Search code examples
rstringdplyr

Substring replacement in data frame, based on a look-up table


As input, I've got a large data frame in R with lists of strings of different lengths, referring to certain codes - like this:

  glt.code glt.phylogeny                   
1 adha1238 adha1238                    
2 adiv1239 adiv1239                    
3 adiw1235 adiw1235                    
4 aerr1238 jikr1238;jikr1238;aerr1238

I would like to replace the codes in the column glt.phylogeny based on their name in this look-up table:

  code     name                       level     
1 adha1238 Adhari                     language
2 adiv1239 Kotia-Adivasi Oriya-Desiya language
3 adiw1235 Adiwasi Garasia            language
4 aerr1238 Aer                        language
5 jikr1238 Jikrio Aer                 dialect 

My desired output looks like this:

  glt.code glt.phylogeny.names                   
1 adha1238 Adhari                    
2 adiv1239 Kotia-Adivasi Oriya-Desiya                    
3 adiw1235 Adiwasi Garasia                    
4 aerr1238 Jikrio Aer;Jikrio Aer;Aer 

I'd like to find a pipelined (dplyr) solution replacing all substrings in a column of a data frame based on a look-up table. I've experimented using str_replace_all and stri_replace_all_fixed, based on other questions on Stack Overflow but without a working result.

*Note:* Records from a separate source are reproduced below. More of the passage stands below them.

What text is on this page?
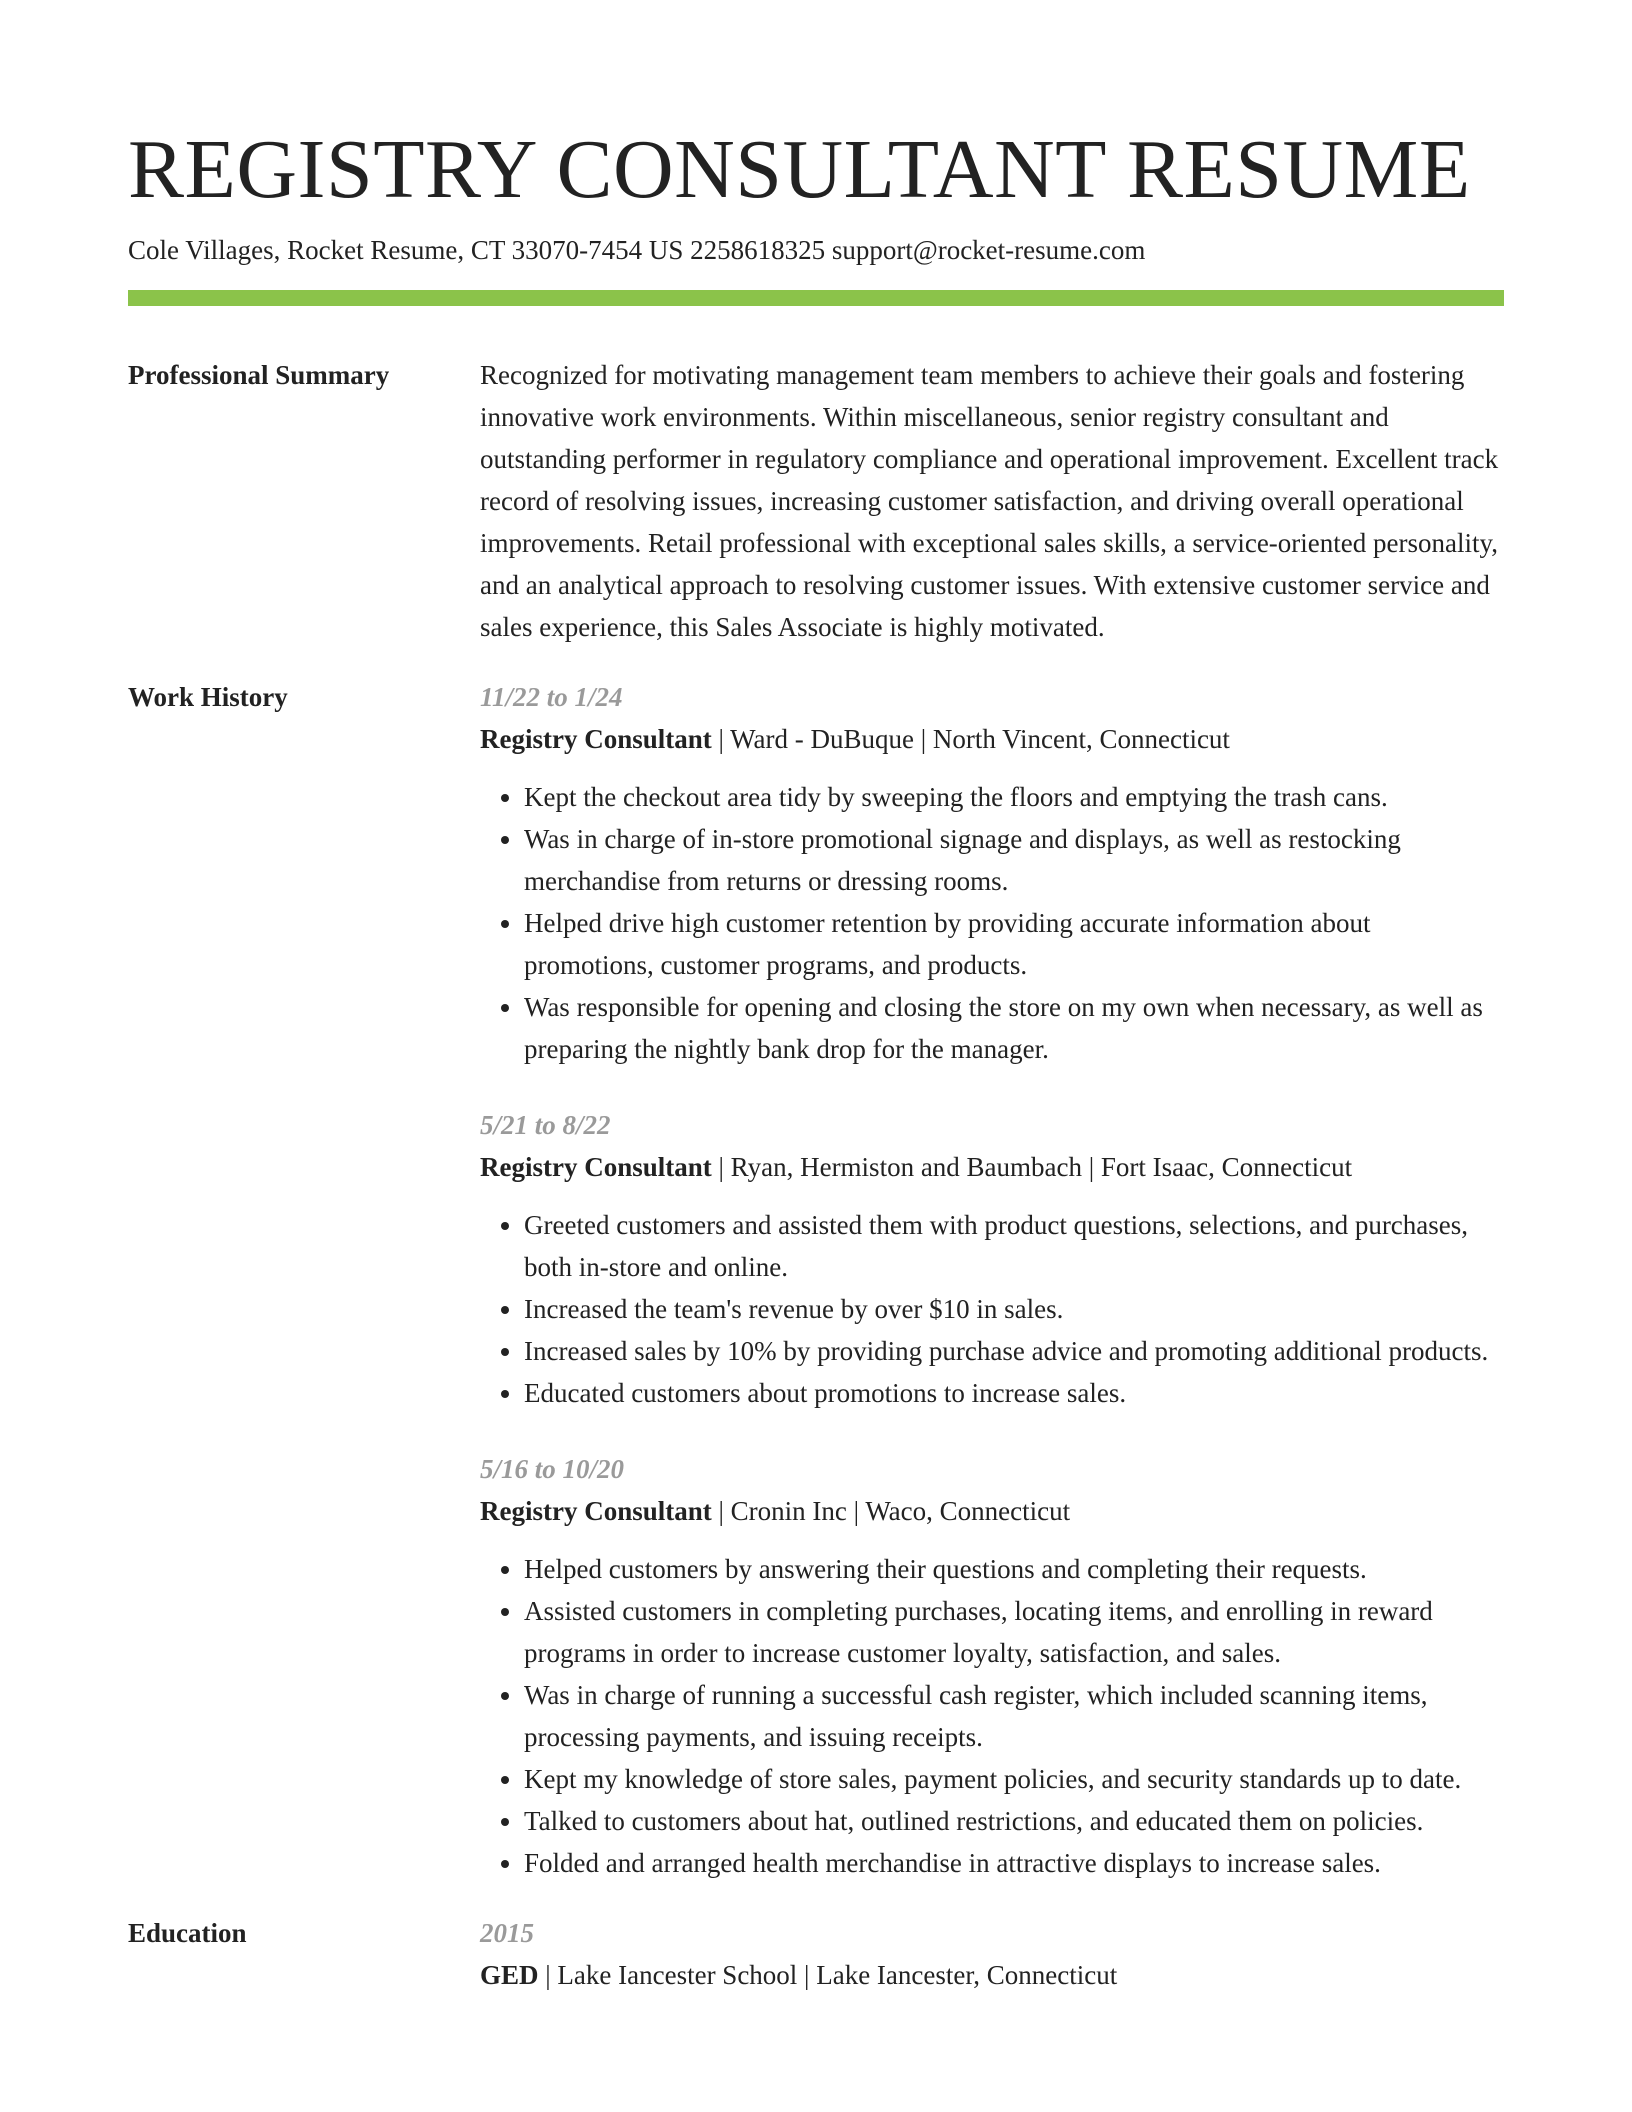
REGISTRY CONSULTANT RESUME
Cole Villages, Rocket Resume, CT 33070-7454 US 2258618325 support@rocket-resume.com
Professional Summary	Recognized for motivating management team members to achieve their goals and fostering innovative work environments. Within miscellaneous, senior registry consultant and outstanding performer in regulatory compliance and operational improvement. Excellent track record of resolving issues, increasing customer satisfaction, and driving overall operational improvements. Retail professional with exceptional sales skills, a service-oriented personality, and an analytical approach to resolving customer issues. With extensive customer service and sales experience, this Sales Associate is highly motivated.
Work History	11/22 to 1/24
Registry Consultant | Ward - DuBuque | North Vincent, Connecticut
• Kept the checkout area tidy by sweeping the floors and emptying the trash cans.
• Was in charge of in-store promotional signage and displays, as well as restocking merchandise from returns or dressing rooms.
• Helped drive high customer retention by providing accurate information about promotions, customer programs, and products.
• Was responsible for opening and closing the store on my own when necessary, as well as preparing the nightly bank drop for the manager.
5/21 to 8/22
Registry Consultant | Ryan, Hermiston and Baumbach | Fort Isaac, Connecticut
• Greeted customers and assisted them with product questions, selections, and purchases, both in-store and online.
• Increased the team's revenue by over $10 in sales.
• Increased sales by 10% by providing purchase advice and promoting additional products.
• Educated customers about promotions to increase sales.
5/16 to 10/20
Registry Consultant | Cronin Inc | Waco, Connecticut
• Helped customers by answering their questions and completing their requests.
• Assisted customers in completing purchases, locating items, and enrolling in reward programs in order to increase customer loyalty, satisfaction, and sales.
• Was in charge of running a successful cash register, which included scanning items, processing payments, and issuing receipts.
• Kept my knowledge of store sales, payment policies, and security standards up to date.
• Talked to customers about hat, outlined restrictions, and educated them on policies.
• Folded and arranged health merchandise in attractive displays to increase sales.
Education	2015
GED | Lake Iancester School | Lake Iancester, Connecticut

The actual data frame and look-up table is much larger than that so a scalable solution would be appreciated.


Solution

  • I think this will get you what you want using str_replace_all by extracting a named vector from your lookup table:

    library(tidyverse)
    # data
    df <- tibble(
      glt.code = c("adha1238", "adiv1239", "adiw1235", "aerr1238"),
      glt.phylogeny = c("adha1238", "adiv1239", "adiw1235", "jikr1238;jikr1238;aerr1238")
    )
    df_look_up <- tibble(
      code = c("adha1238", "adiv1239", "adiw1235", "aerr1238", "jikr1238"),
      name = c("Adhari", "Kotia-Adivasi Oriya-Desiya", "Adivasi Garasia", "Aer", "Jikrio Aer"),
      level = c("language", 
                "language", "language", "language", "dialect")
    )
    
    # create named vector
    named_look_up_vector <- df_look_up %>% 
      pull(name, code)
    
    # use str_replace_all
    df %>% 
      mutate(glt.phylogeny = str_replace_all(glt.phylogeny, named_look_up_vector))
    # # A tibble: 4 × 2
    #   glt.code glt.phylogeny             
    #   <chr>    <chr>                     
    # 1 adha1238 Adhari                    
    # 2 adiv1239 Kotia-Adivasi Oriya-Desiya
    # 3 adiw1235 Adivasi Garasia           
    # 4 aerr1238 Jikrio Aer;Jikrio Aer;Aer